Résultat général: entre la traînée de sens et le tabou idéologique l’électeur ne voit plus d’espace d’émergence d’une opinion construite. Dès lors, soit il se laisse glisser au fil de l’eau en espérant que la prochaine chute (crise) est loin et pas trop raide. Soit, naïf ou idolâtre, il croit aux guides politiques omniscients et potents. Soit il démissionne, exténué et résigné, spectateur hagard du n’importe-quoi-n’importe-quand, élevé au rang d’un avenir laissé au gré d’une main invisible particulièrement discrète. Soit, embarqué dans le yacht merveilleux de la fortune impudente, il crache son venin sur les quelques empêcheurs de voguer princier et vilipende ceux qui n’ont ni Rolex ni Jaguar et qui aspireraient, insensés, à un salaire au-dessus du Bangladeshi médian !
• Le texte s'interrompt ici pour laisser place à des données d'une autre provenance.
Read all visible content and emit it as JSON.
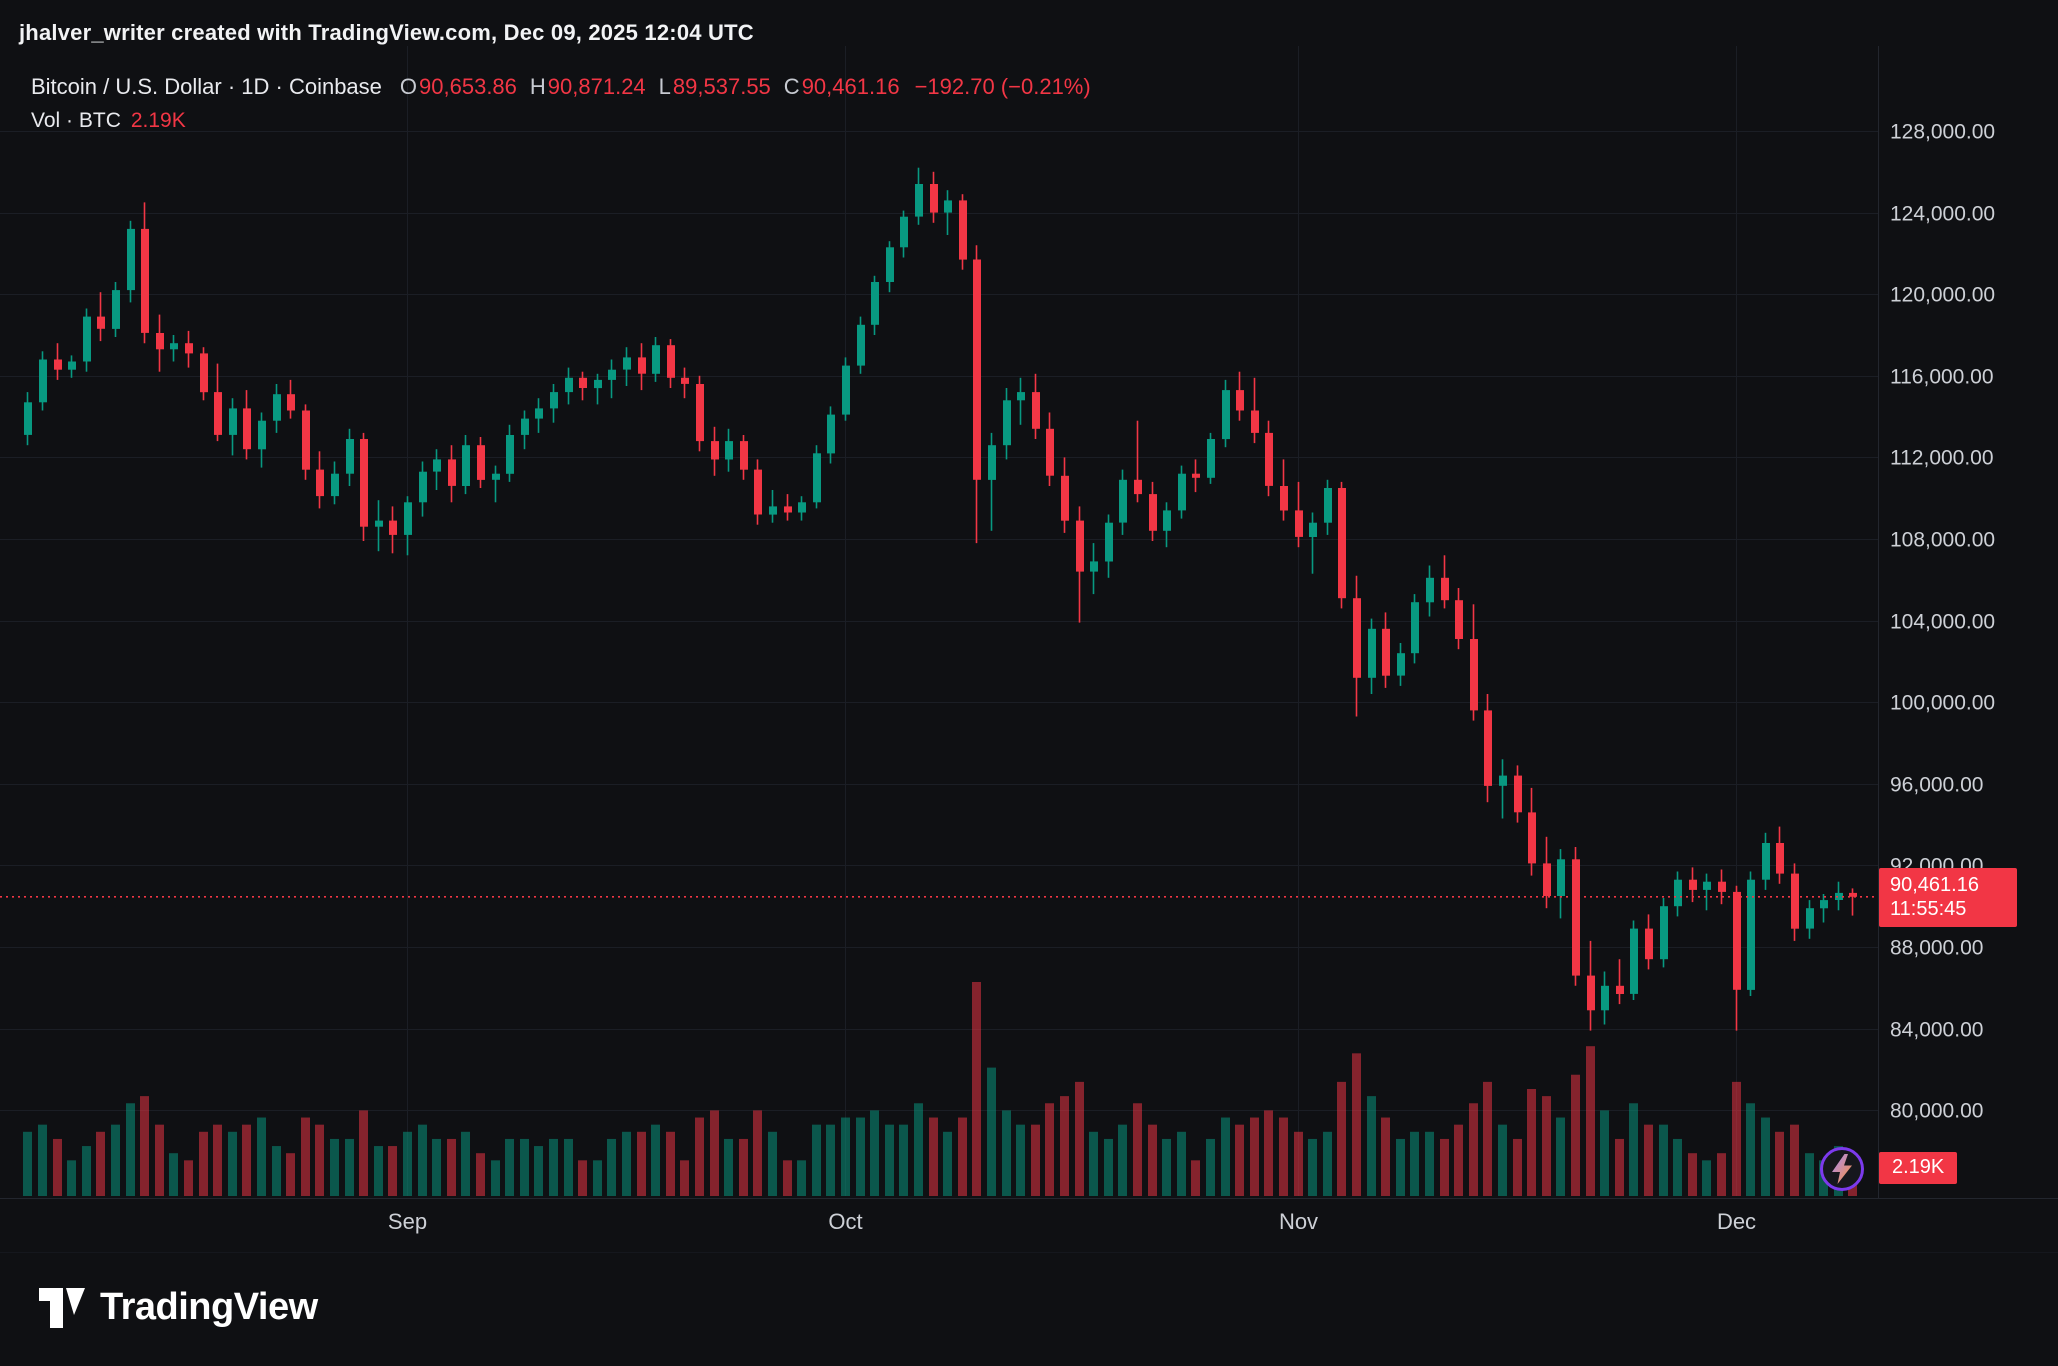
{
  "attribution": "jhalver_writer created with TradingView.com, Dec 09, 2025 12:04 UTC",
  "legend": {
    "title": "Bitcoin / U.S. Dollar · 1D · Coinbase",
    "o_label": "O",
    "o_value": "90,653.86",
    "h_label": "H",
    "h_value": "90,871.24",
    "l_label": "L",
    "l_value": "89,537.55",
    "c_label": "C",
    "c_value": "90,461.16",
    "change": "−192.70 (−0.21%)",
    "vol_label": "Vol · BTC",
    "vol_value": "2.19K"
  },
  "price_badge": {
    "price": "90,461.16",
    "countdown": "11:55:45"
  },
  "volume_badge": "2.19K",
  "logo_text": "TradingView",
  "price_axis": {
    "labels": [
      "128,000.00",
      "124,000.00",
      "120,000.00",
      "116,000.00",
      "112,000.00",
      "108,000.00",
      "104,000.00",
      "100,000.00",
      "96,000.00",
      "92,000.00",
      "88,000.00",
      "84,000.00",
      "80,000.00"
    ],
    "values": [
      128000,
      124000,
      120000,
      116000,
      112000,
      108000,
      104000,
      100000,
      96000,
      92000,
      88000,
      84000,
      80000
    ]
  },
  "colors": {
    "bg": "#0f1013",
    "up": "#089981",
    "down": "#f23645",
    "vol_up": "rgba(8,153,129,0.52)",
    "vol_down": "rgba(242,54,69,0.52)",
    "grid": "#1b1e25",
    "separator": "#23262e",
    "axis_text": "#cdd0d6",
    "badge_bg": "#f23645",
    "accent_purple": "#7c3aed",
    "bolt_orange": "#fb923c"
  },
  "chart_data": {
    "type": "candlestick",
    "title": "Bitcoin / U.S. Dollar",
    "interval": "1D",
    "exchange": "Coinbase",
    "last": {
      "open": 90653.86,
      "high": 90871.24,
      "low": 89537.55,
      "close": 90461.16,
      "change": -192.7,
      "change_pct": -0.21,
      "volume_k_btc": 2.19
    },
    "current_price": 90461.16,
    "ylim": [
      80000,
      128000
    ],
    "grid": true,
    "month_ticks": [
      {
        "label": "Sep",
        "index": 26
      },
      {
        "label": "Oct",
        "index": 56
      },
      {
        "label": "Nov",
        "index": 87
      },
      {
        "label": "Dec",
        "index": 117
      }
    ],
    "volume_max_k": 30,
    "candles_format": [
      "open",
      "high",
      "low",
      "close",
      "volume_k_btc"
    ],
    "candles": [
      [
        113100,
        115200,
        112600,
        114700,
        9
      ],
      [
        114700,
        117200,
        114300,
        116800,
        10
      ],
      [
        116800,
        117600,
        115800,
        116300,
        8
      ],
      [
        116300,
        117000,
        115900,
        116700,
        5
      ],
      [
        116700,
        119300,
        116200,
        118900,
        7
      ],
      [
        118900,
        120100,
        117700,
        118300,
        9
      ],
      [
        118300,
        120600,
        117900,
        120200,
        10
      ],
      [
        120200,
        123600,
        119600,
        123200,
        13
      ],
      [
        123200,
        124500,
        117600,
        118100,
        14
      ],
      [
        118100,
        119000,
        116200,
        117300,
        10
      ],
      [
        117300,
        118000,
        116700,
        117600,
        6
      ],
      [
        117600,
        118200,
        116400,
        117100,
        5
      ],
      [
        117100,
        117400,
        114800,
        115200,
        9
      ],
      [
        115200,
        116600,
        112800,
        113100,
        10
      ],
      [
        113100,
        114900,
        112100,
        114400,
        9
      ],
      [
        114400,
        115300,
        111900,
        112400,
        10
      ],
      [
        112400,
        114200,
        111500,
        113800,
        11
      ],
      [
        113800,
        115600,
        113200,
        115100,
        7
      ],
      [
        115100,
        115800,
        113900,
        114300,
        6
      ],
      [
        114300,
        114600,
        110900,
        111400,
        11
      ],
      [
        111400,
        112300,
        109500,
        110100,
        10
      ],
      [
        110100,
        111800,
        109700,
        111200,
        8
      ],
      [
        111200,
        113400,
        110600,
        112900,
        8
      ],
      [
        112900,
        113200,
        107900,
        108600,
        12
      ],
      [
        108600,
        109900,
        107400,
        108900,
        7
      ],
      [
        108900,
        109600,
        107300,
        108200,
        7
      ],
      [
        108200,
        110100,
        107200,
        109800,
        9
      ],
      [
        109800,
        111800,
        109100,
        111300,
        10
      ],
      [
        111300,
        112400,
        110400,
        111900,
        8
      ],
      [
        111900,
        112600,
        109800,
        110600,
        8
      ],
      [
        110600,
        113100,
        110200,
        112600,
        9
      ],
      [
        112600,
        113000,
        110500,
        110900,
        6
      ],
      [
        110900,
        111600,
        109800,
        111200,
        5
      ],
      [
        111200,
        113600,
        110800,
        113100,
        8
      ],
      [
        113100,
        114300,
        112400,
        113900,
        8
      ],
      [
        113900,
        114900,
        113200,
        114400,
        7
      ],
      [
        114400,
        115600,
        113700,
        115200,
        8
      ],
      [
        115200,
        116400,
        114600,
        115900,
        8
      ],
      [
        115900,
        116200,
        114800,
        115400,
        5
      ],
      [
        115400,
        116100,
        114600,
        115800,
        5
      ],
      [
        115800,
        116800,
        114900,
        116300,
        8
      ],
      [
        116300,
        117400,
        115500,
        116900,
        9
      ],
      [
        116900,
        117600,
        115300,
        116100,
        9
      ],
      [
        116100,
        117900,
        115700,
        117500,
        10
      ],
      [
        117500,
        117800,
        115400,
        115900,
        9
      ],
      [
        115900,
        116400,
        114900,
        115600,
        5
      ],
      [
        115600,
        116000,
        112300,
        112800,
        11
      ],
      [
        112800,
        113500,
        111100,
        111900,
        12
      ],
      [
        111900,
        113400,
        111300,
        112800,
        8
      ],
      [
        112800,
        113100,
        110900,
        111400,
        8
      ],
      [
        111400,
        111900,
        108700,
        109200,
        12
      ],
      [
        109200,
        110400,
        108800,
        109600,
        9
      ],
      [
        109600,
        110200,
        108900,
        109300,
        5
      ],
      [
        109300,
        110100,
        108900,
        109800,
        5
      ],
      [
        109800,
        112600,
        109500,
        112200,
        10
      ],
      [
        112200,
        114500,
        111700,
        114100,
        10
      ],
      [
        114100,
        116900,
        113800,
        116500,
        11
      ],
      [
        116500,
        118900,
        116100,
        118500,
        11
      ],
      [
        118500,
        120900,
        118000,
        120600,
        12
      ],
      [
        120600,
        122600,
        120100,
        122300,
        10
      ],
      [
        122300,
        124100,
        121800,
        123800,
        10
      ],
      [
        123800,
        126200,
        123400,
        125400,
        13
      ],
      [
        125400,
        126000,
        123500,
        124000,
        11
      ],
      [
        124000,
        125100,
        122900,
        124600,
        9
      ],
      [
        124600,
        124900,
        121200,
        121700,
        11
      ],
      [
        121700,
        122400,
        107800,
        110900,
        30
      ],
      [
        110900,
        113200,
        108400,
        112600,
        18
      ],
      [
        112600,
        115400,
        111900,
        114800,
        12
      ],
      [
        114800,
        115900,
        113600,
        115200,
        10
      ],
      [
        115200,
        116100,
        112900,
        113400,
        10
      ],
      [
        113400,
        114200,
        110600,
        111100,
        13
      ],
      [
        111100,
        112000,
        108300,
        108900,
        14
      ],
      [
        108900,
        109600,
        103900,
        106400,
        16
      ],
      [
        106400,
        107800,
        105300,
        106900,
        9
      ],
      [
        106900,
        109200,
        106100,
        108800,
        8
      ],
      [
        108800,
        111400,
        108200,
        110900,
        10
      ],
      [
        110900,
        113800,
        109800,
        110200,
        13
      ],
      [
        110200,
        110800,
        107900,
        108400,
        10
      ],
      [
        108400,
        109800,
        107600,
        109400,
        8
      ],
      [
        109400,
        111600,
        109000,
        111200,
        9
      ],
      [
        111200,
        111900,
        110300,
        111000,
        5
      ],
      [
        111000,
        113200,
        110700,
        112900,
        8
      ],
      [
        112900,
        115800,
        112500,
        115300,
        11
      ],
      [
        115300,
        116200,
        113800,
        114300,
        10
      ],
      [
        114300,
        115900,
        112700,
        113200,
        11
      ],
      [
        113200,
        113800,
        110100,
        110600,
        12
      ],
      [
        110600,
        111900,
        108900,
        109400,
        11
      ],
      [
        109400,
        110800,
        107600,
        108100,
        9
      ],
      [
        108100,
        109300,
        106300,
        108800,
        8
      ],
      [
        108800,
        110900,
        108200,
        110500,
        9
      ],
      [
        110500,
        110800,
        104600,
        105100,
        16
      ],
      [
        105100,
        106200,
        99300,
        101200,
        20
      ],
      [
        101200,
        104100,
        100400,
        103600,
        14
      ],
      [
        103600,
        104400,
        100700,
        101300,
        11
      ],
      [
        101300,
        102900,
        100800,
        102400,
        8
      ],
      [
        102400,
        105300,
        101900,
        104900,
        9
      ],
      [
        104900,
        106700,
        104200,
        106100,
        9
      ],
      [
        106100,
        107200,
        104600,
        105000,
        8
      ],
      [
        105000,
        105600,
        102600,
        103100,
        10
      ],
      [
        103100,
        104800,
        99100,
        99600,
        13
      ],
      [
        99600,
        100400,
        95100,
        95900,
        16
      ],
      [
        95900,
        97200,
        94300,
        96400,
        10
      ],
      [
        96400,
        96900,
        94100,
        94600,
        8
      ],
      [
        94600,
        95800,
        91500,
        92100,
        15
      ],
      [
        92100,
        93400,
        89900,
        90500,
        14
      ],
      [
        90500,
        92800,
        89400,
        92300,
        11
      ],
      [
        92300,
        92900,
        86100,
        86600,
        17
      ],
      [
        86600,
        88300,
        83900,
        84900,
        21
      ],
      [
        84900,
        86800,
        84200,
        86100,
        12
      ],
      [
        86100,
        87400,
        85200,
        85700,
        8
      ],
      [
        85700,
        89300,
        85400,
        88900,
        13
      ],
      [
        88900,
        89600,
        86900,
        87400,
        10
      ],
      [
        87400,
        90400,
        87000,
        90000,
        10
      ],
      [
        90000,
        91700,
        89500,
        91300,
        8
      ],
      [
        91300,
        91900,
        90200,
        90800,
        6
      ],
      [
        90800,
        91600,
        89800,
        91200,
        5
      ],
      [
        91200,
        91800,
        90100,
        90700,
        6
      ],
      [
        90700,
        91000,
        83900,
        85900,
        16
      ],
      [
        85900,
        91700,
        85600,
        91300,
        13
      ],
      [
        91300,
        93600,
        90800,
        93100,
        11
      ],
      [
        93100,
        93900,
        91100,
        91600,
        9
      ],
      [
        91600,
        92100,
        88300,
        88900,
        10
      ],
      [
        88900,
        90300,
        88400,
        89900,
        6
      ],
      [
        89900,
        90600,
        89200,
        90300,
        5
      ],
      [
        90300,
        91200,
        89800,
        90650,
        7
      ],
      [
        90653.86,
        90871.24,
        89537.55,
        90461.16,
        2.19
      ]
    ]
  }
}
Alors, comme disent les anars, désormais « Ce qui distingue les démocraties des autres systèmes, c’est qu’elles oppriment et aliènent en se parant des atours de la volonté collective, en se présentant comme l’incarnation même de la liberté, ce qui les rend particulièrement insidieuses, efficaces et pérennes» (Les cahiers d'Anne Archet). Les élections (à part peut être les municipales) ne servent plus guère que de prétexte à une validation d’ensembles politiques largement consanguins.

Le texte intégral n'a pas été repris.